RESTORE phase II updated results: Elritercept in MF

Updated results from the phase II RESTORE trial (NCT05037760), investigating elritercept as monotherapy or in combination with ruxolitinib in patients with myelofibrosis (MF) and anemia, were presented by Ciro Rinaldi at the 67th American Society of Hematology (ASH) Annual Meeting and Exposition, December 6–9, 2025, Orlando, US. Outcomes of 38 patients receiving elritercept + ruxolitinib were reported (n = 23 transfusion-dependent [TD], n = 15 non-transfusion-dependent [NTD]). Analyses included treatment effects on hematologic parameters, spleen size, symptoms, fatigue, and gene mutations. The MPN Hub previously reported the primary results from this trial.

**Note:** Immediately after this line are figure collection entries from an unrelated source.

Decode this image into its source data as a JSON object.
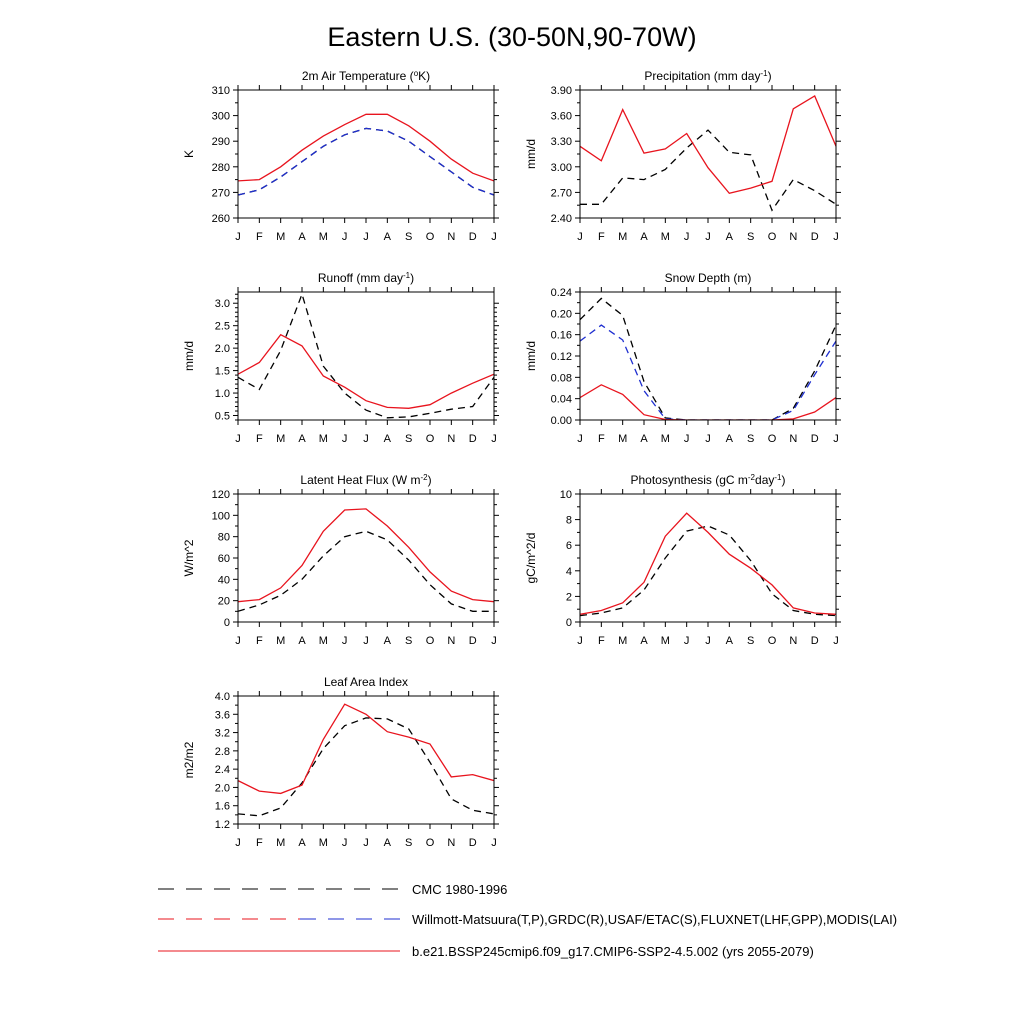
{
  "figure_title": "Eastern U.S. (30-50N,90-70W)",
  "months": [
    "J",
    "F",
    "M",
    "A",
    "M",
    "J",
    "J",
    "A",
    "S",
    "O",
    "N",
    "D",
    "J"
  ],
  "legend": [
    {
      "label": "CMC 1980-1996",
      "style": "dash-black"
    },
    {
      "label": "Willmott-Matsuura(T,P),GRDC(R),USAF/ETAC(S),FLUXNET(LHF,GPP),MODIS(LAI)",
      "style": "dash-red-blue"
    },
    {
      "label": "b.e21.BSSP245cmip6.f09_g17.CMIP6-SSP2-4.5.002 (yrs 2055-2079)",
      "style": "solid-red"
    }
  ],
  "chart_data": [
    {
      "type": "line",
      "title": "2m Air Temperature (°K)",
      "title_parts": [
        {
          "t": "2m Air Temperature ("
        },
        {
          "t": "o",
          "sup": true
        },
        {
          "t": "K)"
        }
      ],
      "ylabel": "K",
      "ylim": [
        260,
        310
      ],
      "yticks": [
        260,
        270,
        280,
        290,
        300,
        310
      ],
      "yminor": 2,
      "ydecimals": 0,
      "series": [
        {
          "name": "Willmott-Matsuura",
          "style": "dash-black",
          "values": [
            269,
            271,
            276,
            282,
            288,
            292.5,
            295,
            294,
            290,
            284,
            278,
            272,
            269
          ]
        },
        {
          "name": "Willmott-Matsuura",
          "style": "dash-blue",
          "values": [
            269,
            271,
            276,
            282,
            288,
            292.5,
            295,
            294,
            290,
            284,
            278,
            272,
            269
          ]
        },
        {
          "name": "b.e21.BSSP245cmip6",
          "style": "solid-red",
          "values": [
            274.5,
            275,
            280,
            286.5,
            292,
            296.5,
            300.5,
            300.5,
            296,
            290,
            283,
            277.5,
            274.5
          ]
        }
      ]
    },
    {
      "type": "line",
      "title": "Precipitation (mm day-1)",
      "title_parts": [
        {
          "t": "Precipitation (mm day"
        },
        {
          "t": "-1",
          "sup": true
        },
        {
          "t": ")"
        }
      ],
      "ylabel": "mm/d",
      "ylim": [
        2.4,
        3.9
      ],
      "yticks": [
        2.4,
        2.7,
        3.0,
        3.3,
        3.6,
        3.9
      ],
      "yminor": 2,
      "ydecimals": 2,
      "series": [
        {
          "name": "Willmott-Matsuura",
          "style": "dash-black",
          "values": [
            2.56,
            2.56,
            2.87,
            2.85,
            2.97,
            3.22,
            3.43,
            3.17,
            3.14,
            2.49,
            2.85,
            2.72,
            2.56
          ]
        },
        {
          "name": "b.e21.BSSP245cmip6",
          "style": "solid-red",
          "values": [
            3.24,
            3.07,
            3.67,
            3.16,
            3.21,
            3.39,
            2.99,
            2.69,
            2.75,
            2.83,
            3.68,
            3.83,
            3.24
          ]
        }
      ]
    },
    {
      "type": "line",
      "title": "Runoff (mm day-1)",
      "title_parts": [
        {
          "t": "Runoff (mm day"
        },
        {
          "t": "-1",
          "sup": true
        },
        {
          "t": ")"
        }
      ],
      "ylabel": "mm/d",
      "ylim": [
        0.4,
        3.25
      ],
      "yticks": [
        0.5,
        1.0,
        1.5,
        2.0,
        2.5,
        3.0
      ],
      "yminor": 5,
      "ydecimals": 1,
      "series": [
        {
          "name": "GRDC",
          "style": "dash-black",
          "values": [
            1.35,
            1.08,
            1.95,
            3.2,
            1.6,
            1.0,
            0.62,
            0.45,
            0.47,
            0.55,
            0.64,
            0.7,
            1.35
          ]
        },
        {
          "name": "b.e21.BSSP245cmip6",
          "style": "solid-red",
          "values": [
            1.42,
            1.68,
            2.3,
            2.05,
            1.38,
            1.13,
            0.83,
            0.68,
            0.66,
            0.74,
            1.0,
            1.22,
            1.42
          ]
        }
      ]
    },
    {
      "type": "line",
      "title": "Snow Depth (m)",
      "title_parts": [
        {
          "t": "Snow Depth (m)"
        }
      ],
      "ylabel": "mm/d",
      "ylim": [
        0,
        0.24
      ],
      "yticks": [
        0.0,
        0.04,
        0.08,
        0.12,
        0.16,
        0.2,
        0.24
      ],
      "yminor": 2,
      "ydecimals": 2,
      "series": [
        {
          "name": "CMC 1980-1996",
          "style": "dash-black",
          "values": [
            0.188,
            0.228,
            0.196,
            0.072,
            0.004,
            0.0,
            0.0,
            0.0,
            0.0,
            0.0,
            0.022,
            0.092,
            0.178
          ]
        },
        {
          "name": "USAF/ETAC",
          "style": "dash-blue",
          "values": [
            0.148,
            0.178,
            0.15,
            0.055,
            0.002,
            0.0,
            0.0,
            0.0,
            0.0,
            0.0,
            0.018,
            0.085,
            0.148
          ]
        },
        {
          "name": "b.e21.BSSP245cmip6",
          "style": "solid-red",
          "values": [
            0.042,
            0.066,
            0.048,
            0.01,
            0.001,
            0.0,
            0.0,
            0.0,
            0.0,
            0.0,
            0.002,
            0.015,
            0.042
          ]
        }
      ]
    },
    {
      "type": "line",
      "title": "Latent Heat Flux (W m-2)",
      "title_parts": [
        {
          "t": "Latent Heat Flux (W m"
        },
        {
          "t": "-2",
          "sup": true
        },
        {
          "t": ")"
        }
      ],
      "ylabel": "W/m^2",
      "ylim": [
        0,
        120
      ],
      "yticks": [
        0,
        20,
        40,
        60,
        80,
        100,
        120
      ],
      "yminor": 2,
      "ydecimals": 0,
      "series": [
        {
          "name": "FLUXNET",
          "style": "dash-black",
          "values": [
            10,
            16,
            25,
            40,
            62,
            80,
            85,
            77,
            58,
            35,
            17,
            10,
            10
          ]
        },
        {
          "name": "b.e21.BSSP245cmip6",
          "style": "solid-red",
          "values": [
            19,
            21,
            32,
            53,
            85,
            105,
            106,
            90,
            70,
            47,
            29,
            21,
            19
          ]
        }
      ]
    },
    {
      "type": "line",
      "title": "Photosynthesis (gC m-2day-1)",
      "title_parts": [
        {
          "t": "Photosynthesis (gC m"
        },
        {
          "t": "-2",
          "sup": true
        },
        {
          "t": "day"
        },
        {
          "t": "-1",
          "sup": true
        },
        {
          "t": ")"
        }
      ],
      "ylabel": "gC/m^2/d",
      "ylim": [
        0,
        10
      ],
      "yticks": [
        0,
        2,
        4,
        6,
        8,
        10
      ],
      "yminor": 2,
      "ydecimals": 0,
      "series": [
        {
          "name": "FLUXNET",
          "style": "dash-black",
          "values": [
            0.5,
            0.7,
            1.1,
            2.5,
            5.0,
            7.1,
            7.5,
            6.8,
            4.8,
            2.2,
            0.9,
            0.6,
            0.5
          ]
        },
        {
          "name": "b.e21.BSSP245cmip6",
          "style": "solid-red",
          "values": [
            0.6,
            0.9,
            1.5,
            3.1,
            6.7,
            8.5,
            7.0,
            5.3,
            4.2,
            2.9,
            1.1,
            0.7,
            0.6
          ]
        }
      ]
    },
    {
      "type": "line",
      "title": "Leaf Area Index",
      "title_parts": [
        {
          "t": "Leaf Area Index"
        }
      ],
      "ylabel": "m2/m2",
      "ylim": [
        1.2,
        4.0
      ],
      "yticks": [
        1.2,
        1.6,
        2.0,
        2.4,
        2.8,
        3.2,
        3.6,
        4.0
      ],
      "yminor": 2,
      "ydecimals": 1,
      "series": [
        {
          "name": "MODIS",
          "style": "dash-black",
          "values": [
            1.42,
            1.38,
            1.55,
            2.1,
            2.85,
            3.35,
            3.52,
            3.5,
            3.28,
            2.55,
            1.75,
            1.5,
            1.42
          ]
        },
        {
          "name": "b.e21.BSSP245cmip6",
          "style": "solid-red",
          "values": [
            2.15,
            1.92,
            1.87,
            2.05,
            3.05,
            3.82,
            3.6,
            3.22,
            3.1,
            2.95,
            2.23,
            2.28,
            2.15
          ]
        }
      ]
    }
  ]
}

Key data: The most common treatment-emergent adverse events (TEAEs) were thrombocytopenia (28.9%; 10.5% Grade 3), diarrhea (23.8%, all Grade 1–2), fatigue (23.7%; 5.3% Grade 3), and anemia (23.7%; 7.9% Grade 3). At 36 weeks, 43.5% of TD patients achieved red blood cell (RBC) transfusion independence ≥12 weeks and 65.2% achieved ≥50% reduction in RBC transfusions. In NTD patients, 35.7% achieved mean hemoglobin increases ≥1.5 g/dL. Platelet improvements were observed in 39.7% of patients in the pharmacodynamic population with evaluable platelet values (N = 58). In patients with baseline spleen volume ≥450 cm³, 20.8% achieved spleen volume reduction ≥25%. Symptoms improved in 88.9% of evaluable patients. 

Key learning: Elritercept as an add-on treatment demonstrated clinically meaningful improvements in anemia, thrombocytopenia, spleen volume, and symptoms, supporting the continued evaluation of elritercept in patients with MF and anemia receiving ruxolitinib.